24 lutego 2010

"Wicked: Życie i czasy Złej Czarownicy z Zachodu" Gregory'ego Maguire'a - recenzja


Ta powieść nie była tym, czego się spodziewałam. Sięgałam po nią z niejaką niechęcią, postawiona w stan pełnej napięcia gotowości tym, że jest to jedna z tych książek, które opowiadają na nowo dobrze znaną klasykę dziecięcą, starając się przy tym być zabawnymi i nowatorskimi, a będąc najczęściej tylko żenującymi. Wicked pasowało idealnie do tego schematu, gdyż przedstawiać miało historię Czarnoksiężnika z Krainy Oz L. Franka Bauma z perspektywy Złej Czarownicy z Zachodu. Tym, którzy nie pamiętają, przypomnę, iż chodzi oczywiście o perypetie Dorotki, niewinnej dziewuszki z Kansas, która wyrusza do wspaniałego i strasznego Czarnoksiężnika z Oz, by ten pomógł jej wrócić do domu, a jej towarzyszy - Blaszanego Drwala, Stracha na Wróble i Tchórzliwego Lwa - obdarzył sercem, rozumem oraz odwagą. Cóż, czy z tej opowieści da się wycisnąć coś świeżego i wciągającego? Miałam wątpliwości. Wątpliwości te jeszcze się zwiększyły, gdy otworzyłam książkę i w pierwszym słowie pierwszego zdania prologu zobaczyłam rażący błąd gramatyczny...

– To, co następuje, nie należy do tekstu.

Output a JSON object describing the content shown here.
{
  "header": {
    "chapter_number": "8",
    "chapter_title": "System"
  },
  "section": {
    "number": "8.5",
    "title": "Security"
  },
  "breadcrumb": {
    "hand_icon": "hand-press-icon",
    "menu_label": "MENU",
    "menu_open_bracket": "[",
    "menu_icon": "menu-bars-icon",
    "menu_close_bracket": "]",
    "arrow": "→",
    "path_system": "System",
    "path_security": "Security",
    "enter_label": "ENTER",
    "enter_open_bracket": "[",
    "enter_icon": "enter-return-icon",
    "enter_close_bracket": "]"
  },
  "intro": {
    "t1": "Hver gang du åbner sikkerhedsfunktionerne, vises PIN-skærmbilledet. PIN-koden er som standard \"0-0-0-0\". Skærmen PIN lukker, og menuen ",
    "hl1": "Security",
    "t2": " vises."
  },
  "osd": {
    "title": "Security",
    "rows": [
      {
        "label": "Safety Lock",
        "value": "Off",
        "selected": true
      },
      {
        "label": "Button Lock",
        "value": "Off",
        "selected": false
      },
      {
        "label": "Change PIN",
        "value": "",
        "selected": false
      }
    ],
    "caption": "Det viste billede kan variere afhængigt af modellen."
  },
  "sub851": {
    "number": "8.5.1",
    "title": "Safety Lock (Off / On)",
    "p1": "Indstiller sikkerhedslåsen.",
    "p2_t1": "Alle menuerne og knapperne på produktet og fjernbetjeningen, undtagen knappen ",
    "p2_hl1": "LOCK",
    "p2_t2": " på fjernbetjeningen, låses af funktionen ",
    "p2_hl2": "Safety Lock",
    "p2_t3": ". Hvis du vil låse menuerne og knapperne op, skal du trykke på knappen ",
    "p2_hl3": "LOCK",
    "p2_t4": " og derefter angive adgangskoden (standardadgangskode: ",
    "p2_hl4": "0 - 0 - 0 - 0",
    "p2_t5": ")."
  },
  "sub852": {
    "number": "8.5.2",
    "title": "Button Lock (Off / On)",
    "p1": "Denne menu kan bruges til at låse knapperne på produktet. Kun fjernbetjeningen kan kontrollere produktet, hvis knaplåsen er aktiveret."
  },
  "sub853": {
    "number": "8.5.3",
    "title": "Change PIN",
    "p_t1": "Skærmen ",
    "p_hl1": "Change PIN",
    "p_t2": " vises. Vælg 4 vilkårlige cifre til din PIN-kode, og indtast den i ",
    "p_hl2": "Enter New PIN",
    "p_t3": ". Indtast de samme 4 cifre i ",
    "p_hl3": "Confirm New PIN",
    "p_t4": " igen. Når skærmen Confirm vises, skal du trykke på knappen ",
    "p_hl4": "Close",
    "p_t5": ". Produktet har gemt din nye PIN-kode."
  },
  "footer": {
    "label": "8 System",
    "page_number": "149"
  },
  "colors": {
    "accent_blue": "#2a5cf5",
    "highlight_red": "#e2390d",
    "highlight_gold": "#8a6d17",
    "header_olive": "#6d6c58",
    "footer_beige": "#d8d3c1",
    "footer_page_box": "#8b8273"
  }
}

Ale, jak już pisałam, ta powieść okazała się nie być tym, czego oczekiwałam. Im dalej zagłębiałam się w lekturę, tym bardziej byłam zdumiona i zaskoczona. Gregory Maguire nie przerobił klasycznej opowieści, żerując na niej jak pijawka - w zamian za to stworzył on coś zupełnie nowego i czarującego, pozwalając oryginalnej historii rezonować gdzieś w tle. W Wicked: Życie i czasy Złej Czarownicy z Zachodu odmalowany jest cały, złożony i porywający świat, daleko wykraczający poza prościutkie bajkowe ramy Czarnoksiężnika z Krainy Oz. Mamy tu tętniącą życiem krainę, zamieszkaną przez różne rasy ludzi i Zwierzęta (które w odróżnieniu od zwierząt mają duszę i potrafią mówić, a niektóre z nich nawet wykładają na uniwersytecie). Mamy tu też ciemną politykę, napięcia międzyrasowe, terroryzm, teologiczny fundamentalizm, powstania, różnorakie doktryny religijne, magię, romans, walkę o prawa Zwierząt... Krótko mówiąc: spotkamy się tu z oszałamiającą i barwną wizją świata.

No i jest oczywiście tytułowa Zła Czarownica, zwana Elfabą. Czy zawsze była zła? Jak doszło do tego, że taką się stała? Dzięki Maguire'owi poznamy pełną historię tej fascynującej postaci, począwszy od jej trudnego dzieciństwa (gdy człowiek rodzi się z zieloną skórą, nie ma lekko z rodziną i rówieśnikami) po tragiczny dzień, w którym Dorota przybyła do jej zamku w Winkusie. Dawno już nie czytałam żadnej książki, w której główna bohaterka byłaby tak żywo odwzorowana, taka przekonująca i tak złożona.

Nie należy więc obawiać się tej książki. Nie ma tu odgrzewanych schematów, a nic, co się dzieje nie jest proste ani jednoznaczne. Powieść napisana jest lekko i z humorem, chociaż zahacza o poważne zagadnienia, choćby takie, jak pochodzenie i natura zła. Po sięgnięciu po Wicked: Życie i czasy Złej Czarownicy z Zachodu już nigdy nie spojrzycie na opowieść o Dorotce z Kansas i jej Rubinowych Bucikach tak samo.



Gregory Maguire: Wicked: Życie i czasy Złej Czarownicy z Zachodu, tłum. Monika Wyrwas-Wiśniewska, INITIUM 2010. Recenzja napisana dla serwisu Valkiria.